The company also said it will stop paying a dividend in the fourth quarter, but it aims to resume payouts in 2021, should the positive trends continue. CEO Chip Bergh cited recent investments in building out Levi’s direct-to-consumer business for the stronger-than-expected performance. The company also gained market share in the key women’s apparel category where it relied less on promotions to move merchandise off shelves.
Levi’s third-quarter sales fell 27% due to coronavirus pandemic-related store closures, and net income tumbled 78%. But the declines were less than the company had anticipated, topping internal targets.
Net sales fell 29% in the Americas, 16% in Europe, and 42% in Asia
Globally, digital revenue which includes sales on its websites as well as its wholesale partners like Amazon, grew 50% year over year and made up about 24% of third-quarter sales — double year-ago levels.
Sales from Levi.com alone were up 52%, as customers flocked to Levi’s website for back-to-school denim and tees. The company noted online sales have remained strong, even as stores reopen during the pandemic.
The company noted progress during the quarter selling more to women — items like crop tops and tattered denim shorts.

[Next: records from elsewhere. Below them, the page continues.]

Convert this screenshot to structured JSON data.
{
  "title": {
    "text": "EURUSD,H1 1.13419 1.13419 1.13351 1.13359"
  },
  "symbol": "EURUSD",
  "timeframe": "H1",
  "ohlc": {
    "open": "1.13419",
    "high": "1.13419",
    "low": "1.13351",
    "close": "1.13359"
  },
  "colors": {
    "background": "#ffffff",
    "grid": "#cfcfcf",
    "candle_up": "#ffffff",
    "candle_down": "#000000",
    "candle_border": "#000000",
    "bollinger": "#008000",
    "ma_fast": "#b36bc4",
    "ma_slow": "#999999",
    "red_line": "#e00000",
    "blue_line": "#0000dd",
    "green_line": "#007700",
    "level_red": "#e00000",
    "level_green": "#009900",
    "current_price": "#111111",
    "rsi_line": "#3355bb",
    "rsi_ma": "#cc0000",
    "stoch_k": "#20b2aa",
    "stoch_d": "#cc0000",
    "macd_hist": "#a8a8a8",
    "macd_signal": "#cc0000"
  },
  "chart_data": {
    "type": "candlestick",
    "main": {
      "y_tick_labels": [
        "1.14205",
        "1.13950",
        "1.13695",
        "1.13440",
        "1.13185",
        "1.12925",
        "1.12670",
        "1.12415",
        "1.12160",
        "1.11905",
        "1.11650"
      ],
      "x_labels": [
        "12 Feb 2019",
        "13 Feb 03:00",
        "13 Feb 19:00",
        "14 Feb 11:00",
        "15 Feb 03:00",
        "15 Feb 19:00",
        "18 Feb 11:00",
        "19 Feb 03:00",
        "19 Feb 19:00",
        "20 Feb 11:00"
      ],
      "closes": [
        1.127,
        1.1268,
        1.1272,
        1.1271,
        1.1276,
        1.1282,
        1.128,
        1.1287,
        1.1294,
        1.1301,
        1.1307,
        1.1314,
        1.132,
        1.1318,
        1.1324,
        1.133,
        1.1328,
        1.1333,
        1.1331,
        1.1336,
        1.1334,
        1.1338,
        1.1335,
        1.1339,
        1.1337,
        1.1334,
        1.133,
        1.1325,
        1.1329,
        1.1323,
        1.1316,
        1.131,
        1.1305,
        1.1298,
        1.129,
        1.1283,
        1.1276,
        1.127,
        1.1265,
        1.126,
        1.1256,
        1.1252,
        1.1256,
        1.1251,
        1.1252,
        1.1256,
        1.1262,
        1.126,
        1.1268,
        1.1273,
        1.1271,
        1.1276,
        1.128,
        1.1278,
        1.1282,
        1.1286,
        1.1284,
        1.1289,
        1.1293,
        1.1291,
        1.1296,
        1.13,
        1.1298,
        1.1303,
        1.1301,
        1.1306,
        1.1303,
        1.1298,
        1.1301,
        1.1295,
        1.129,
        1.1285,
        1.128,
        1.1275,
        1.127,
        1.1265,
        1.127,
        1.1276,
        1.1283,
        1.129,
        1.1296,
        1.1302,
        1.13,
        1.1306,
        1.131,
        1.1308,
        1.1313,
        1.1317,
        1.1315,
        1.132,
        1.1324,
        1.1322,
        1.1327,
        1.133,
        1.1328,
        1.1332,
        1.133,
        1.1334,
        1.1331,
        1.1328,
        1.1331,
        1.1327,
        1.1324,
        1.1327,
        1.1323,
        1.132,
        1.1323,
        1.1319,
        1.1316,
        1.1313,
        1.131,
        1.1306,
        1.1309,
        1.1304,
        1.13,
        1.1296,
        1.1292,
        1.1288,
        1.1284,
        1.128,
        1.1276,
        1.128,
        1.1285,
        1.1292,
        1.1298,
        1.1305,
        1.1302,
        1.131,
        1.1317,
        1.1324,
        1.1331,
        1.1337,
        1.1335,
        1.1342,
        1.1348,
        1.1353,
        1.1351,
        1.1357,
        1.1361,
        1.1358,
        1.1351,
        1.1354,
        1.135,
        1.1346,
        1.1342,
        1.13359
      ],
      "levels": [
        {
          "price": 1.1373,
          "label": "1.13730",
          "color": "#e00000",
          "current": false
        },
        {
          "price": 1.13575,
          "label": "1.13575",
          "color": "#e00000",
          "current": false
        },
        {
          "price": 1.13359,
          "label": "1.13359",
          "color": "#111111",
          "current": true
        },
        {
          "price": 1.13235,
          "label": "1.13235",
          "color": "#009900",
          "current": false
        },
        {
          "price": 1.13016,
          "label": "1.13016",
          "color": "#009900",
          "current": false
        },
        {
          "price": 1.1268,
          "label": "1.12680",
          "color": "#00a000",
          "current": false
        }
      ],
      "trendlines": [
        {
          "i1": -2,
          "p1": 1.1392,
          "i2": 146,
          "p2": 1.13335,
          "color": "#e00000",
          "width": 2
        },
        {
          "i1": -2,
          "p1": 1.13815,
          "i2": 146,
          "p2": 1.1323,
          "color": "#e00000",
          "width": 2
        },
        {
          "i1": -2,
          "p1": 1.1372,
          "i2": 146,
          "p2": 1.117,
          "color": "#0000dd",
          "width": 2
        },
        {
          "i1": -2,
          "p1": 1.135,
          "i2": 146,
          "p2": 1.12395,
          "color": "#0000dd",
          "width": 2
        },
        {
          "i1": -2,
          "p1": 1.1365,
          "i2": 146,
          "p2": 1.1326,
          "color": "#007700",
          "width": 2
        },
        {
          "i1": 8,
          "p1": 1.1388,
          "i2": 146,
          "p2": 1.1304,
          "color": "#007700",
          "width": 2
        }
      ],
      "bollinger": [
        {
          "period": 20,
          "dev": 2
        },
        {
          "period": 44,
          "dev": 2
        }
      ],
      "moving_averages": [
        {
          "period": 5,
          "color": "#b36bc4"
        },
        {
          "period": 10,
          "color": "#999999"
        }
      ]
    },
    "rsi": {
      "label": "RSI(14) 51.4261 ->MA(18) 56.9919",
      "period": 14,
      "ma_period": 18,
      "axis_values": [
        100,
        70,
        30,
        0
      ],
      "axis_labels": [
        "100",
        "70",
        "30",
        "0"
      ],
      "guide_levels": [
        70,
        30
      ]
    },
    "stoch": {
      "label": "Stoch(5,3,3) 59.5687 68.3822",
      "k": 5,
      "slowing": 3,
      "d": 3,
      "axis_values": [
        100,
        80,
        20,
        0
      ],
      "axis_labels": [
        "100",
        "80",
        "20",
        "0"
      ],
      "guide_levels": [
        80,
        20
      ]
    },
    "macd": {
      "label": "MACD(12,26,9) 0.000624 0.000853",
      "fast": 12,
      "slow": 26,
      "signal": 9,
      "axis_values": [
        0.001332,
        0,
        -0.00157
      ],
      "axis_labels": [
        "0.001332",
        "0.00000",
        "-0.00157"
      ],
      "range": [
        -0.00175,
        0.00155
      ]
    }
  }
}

Women’s apparel in 2015 was just 20% of Levi’s total business and has grown to 37% today. Levi’s said its longer-term target for the women’s category is 50% of total sales.
How did the stock move?
At Tuesday’s market close, Levi’s shares were down about 22% this year. The company has a market cap of roughly $6 billion.
The stock closed trading at $14.74 a share on Tuesday and was trading at a pre-market price of $16,53 at the time of writing on Wednesday.
What analysts are saying?
According to CNN Business, 10 analysts offering 12-month price forecasts for Levi Strauss & Co have a median target of 18.00, with a high estimate of 23.00 and a low estimate of 11.00. The median estimate represents a +22.20% increase from the last price of 14.73.
The current consensus among 10 polled investment analysts is to Buy stock in Levi Strauss & Co. This rating has held steady since June, when it was unchanged from a Buy rating, according to CNN Business.